Congress passed the Inflation Reduction Act to make electrification, energy efficiency improvements, and distributed energy resources more affordable for Americans. These measures will help to bring down utility bills, lower greenhouse gas emissions, and combat climate change. We are concerned that imposing a high fixed charge could make it substantially more difficult for families to realize cost savings from electrifying their homes, improving their energy efficiency, or installing distributed energy resources such as rooftop solar.
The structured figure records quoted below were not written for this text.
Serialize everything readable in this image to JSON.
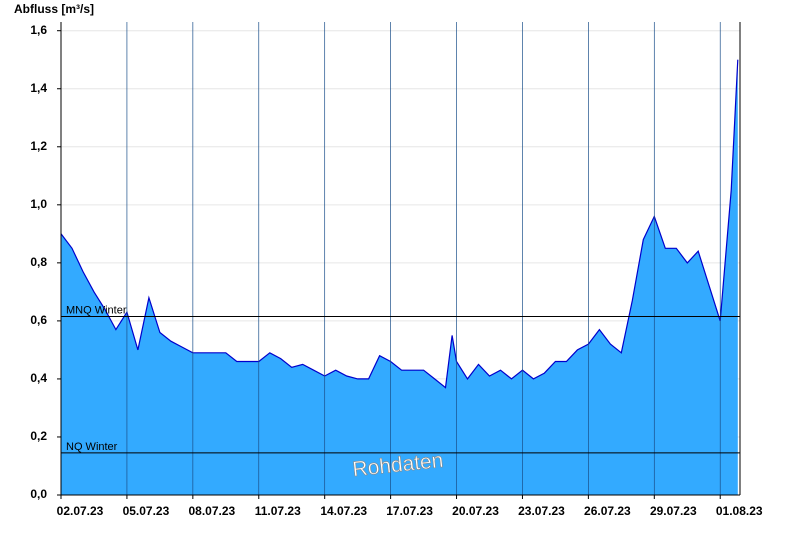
{
  "chart_data": {
    "type": "area",
    "y_label": "Abfluss [m³/s]",
    "annotation": "Rohdaten",
    "x": [
      0,
      0.5,
      1,
      1.5,
      2,
      2.5,
      3,
      3.5,
      4,
      4.5,
      5,
      5.5,
      6,
      6.5,
      7,
      7.5,
      8,
      8.5,
      9,
      9.5,
      10,
      10.5,
      11,
      11.5,
      12,
      12.5,
      13,
      13.5,
      14,
      14.5,
      15,
      15.5,
      16,
      16.5,
      17,
      17.5,
      17.8,
      18,
      18.5,
      19,
      19.5,
      20,
      20.5,
      21,
      21.5,
      22,
      22.5,
      23,
      23.5,
      24,
      24.5,
      25,
      25.5,
      26,
      26.5,
      27,
      27.5,
      28,
      28.5,
      29,
      29.5,
      30,
      30.5,
      30.8
    ],
    "values": [
      0.9,
      0.85,
      0.77,
      0.7,
      0.64,
      0.57,
      0.63,
      0.5,
      0.68,
      0.56,
      0.53,
      0.51,
      0.49,
      0.49,
      0.49,
      0.49,
      0.46,
      0.46,
      0.46,
      0.49,
      0.47,
      0.44,
      0.45,
      0.43,
      0.41,
      0.43,
      0.41,
      0.4,
      0.4,
      0.48,
      0.46,
      0.43,
      0.43,
      0.43,
      0.4,
      0.37,
      0.55,
      0.46,
      0.4,
      0.45,
      0.41,
      0.43,
      0.4,
      0.43,
      0.4,
      0.42,
      0.46,
      0.46,
      0.5,
      0.52,
      0.57,
      0.52,
      0.49,
      0.67,
      0.88,
      0.96,
      0.85,
      0.85,
      0.8,
      0.84,
      0.72,
      0.6,
      1.05,
      1.5
    ],
    "color": "#33aaff",
    "line_color": "#0000cc",
    "xlim": [
      0,
      30.9
    ],
    "xticks": [
      {
        "value": 0,
        "label": "02.07.23"
      },
      {
        "value": 3,
        "label": "05.07.23"
      },
      {
        "value": 6,
        "label": "08.07.23"
      },
      {
        "value": 9,
        "label": "11.07.23"
      },
      {
        "value": 12,
        "label": "14.07.23"
      },
      {
        "value": 15,
        "label": "17.07.23"
      },
      {
        "value": 18,
        "label": "20.07.23"
      },
      {
        "value": 21,
        "label": "23.07.23"
      },
      {
        "value": 24,
        "label": "26.07.23"
      },
      {
        "value": 27,
        "label": "29.07.23"
      },
      {
        "value": 30,
        "label": "01.08.23"
      }
    ],
    "ylim": [
      0,
      1.63
    ],
    "yticks": [
      {
        "value": 0,
        "label": "0,0"
      },
      {
        "value": 0.2,
        "label": "0,2"
      },
      {
        "value": 0.4,
        "label": "0,4"
      },
      {
        "value": 0.6,
        "label": "0,6"
      },
      {
        "value": 0.8,
        "label": "0,8"
      },
      {
        "value": 1.0,
        "label": "1,0"
      },
      {
        "value": 1.2,
        "label": "1,2"
      },
      {
        "value": 1.4,
        "label": "1,4"
      },
      {
        "value": 1.6,
        "label": "1,6"
      }
    ],
    "grid": true,
    "reference_lines": [
      {
        "label": "MNQ Winter",
        "value": 0.615
      },
      {
        "label": "NQ Winter",
        "value": 0.145
      }
    ]
  }
}
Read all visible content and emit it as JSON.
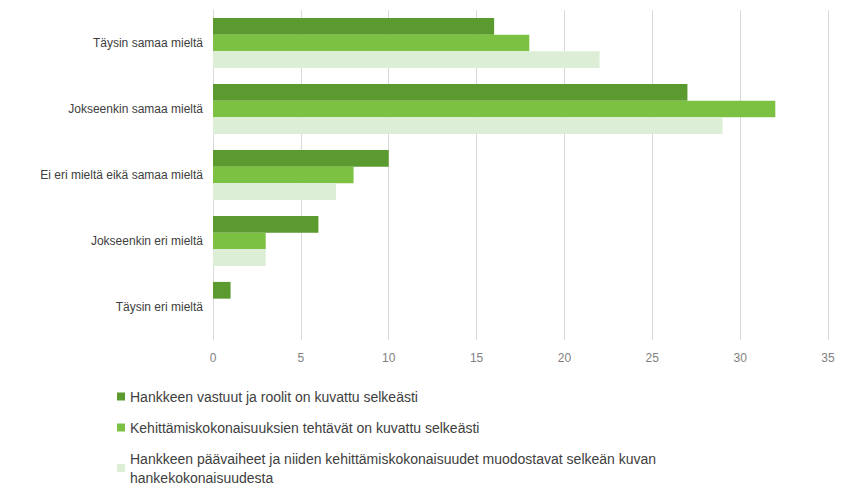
{
  "chart_data": {
    "type": "bar",
    "orientation": "horizontal",
    "grid": true,
    "legend": "bottom",
    "categories": [
      "Täysin samaa mieltä",
      "Jokseenkin samaa mieltä",
      "Ei eri mieltä eikä samaa mieltä",
      "Jokseenkin eri mieltä",
      "Täysin eri mieltä"
    ],
    "series": [
      {
        "name": "Hankkeen vastuut ja roolit on kuvattu selkeästi",
        "color": "#5a9a2f",
        "values": [
          16,
          27,
          10,
          6,
          1
        ]
      },
      {
        "name": "Kehittämiskokonaisuuksien tehtävät on kuvattu selkeästi",
        "color": "#7dc142",
        "values": [
          18,
          32,
          8,
          3,
          0
        ]
      },
      {
        "name": "Hankkeen päävaiheet ja niiden kehittämiskokonaisuudet muodostavat selkeän kuvan hankekokonaisuudesta",
        "color": "#dcefd6",
        "values": [
          22,
          29,
          7,
          3,
          0
        ]
      }
    ],
    "xlim": [
      0,
      35
    ],
    "xticks": [
      0,
      5,
      10,
      15,
      20,
      25,
      30,
      35
    ]
  }
}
Proponents of the IGFC claim that a high fixed charge will accelerate electrification. However, we are concerned that these proposals may slow, not hasten, the fight against climate change. Modeling has found that proposals before the CPUC could lead to greater adoption of high-efficiency gas appliances instead of electrification, like electric vehicles and heat pumps, that we desperately need to decarbonize our grid.
Proponents of the IGFC also claim that it will reduce the overall electric bills of lower-income families and that it will reduce the cost of each unit of electricity. However, it could also impose the highest monthly fixed charges in the United States—fees that customers would have to pay regardless of their energy usage. The current average monthly fixed charge across U.S. investor-owned utilities is $11 per month. Proposals under consideration include monthly fixed charges as high as $128 for some families. Even $33 per month would distinguish California as having a monthly fixed charge three times the national average. And there is little to stop utilities from continuing to increase electric rates once they secure the highest fixed charges in the country.
Many lower- and middle-class Californians would see their overall bills increase under a high fixed charge proposal. For example, under the Joint Investor-Owned Utilities’ proposal, a single parent with one child living in a small apartment in the expensive San Diego area earning just $40,000 per year would be forced to pay a new fixed charge of $73 each month—regardless of how much they try to reduce their energy usage. This person could be one of the millions of Californians unduly harmed by this proposal.
We believe that a policy change of this magnitude requires thorough vetting and analysis. We urge the CPUC to ensure that any proposal it ultimately pursues neither inadvertently and disproportionately increases energy costs for low- and middle-income California families, nor slows down our efforts to address climate change through energy efficiency, conservation, or distributed energy resources. We encourage the Commission to fully consider any alternatives to lower California’s unacceptably high electric bills and reduce the energy burdens of low-income families, fixed-income seniors, and those who do their part to conserve electricity, while keeping in line with our climate goals.
Thank you for your consideration of our concerns.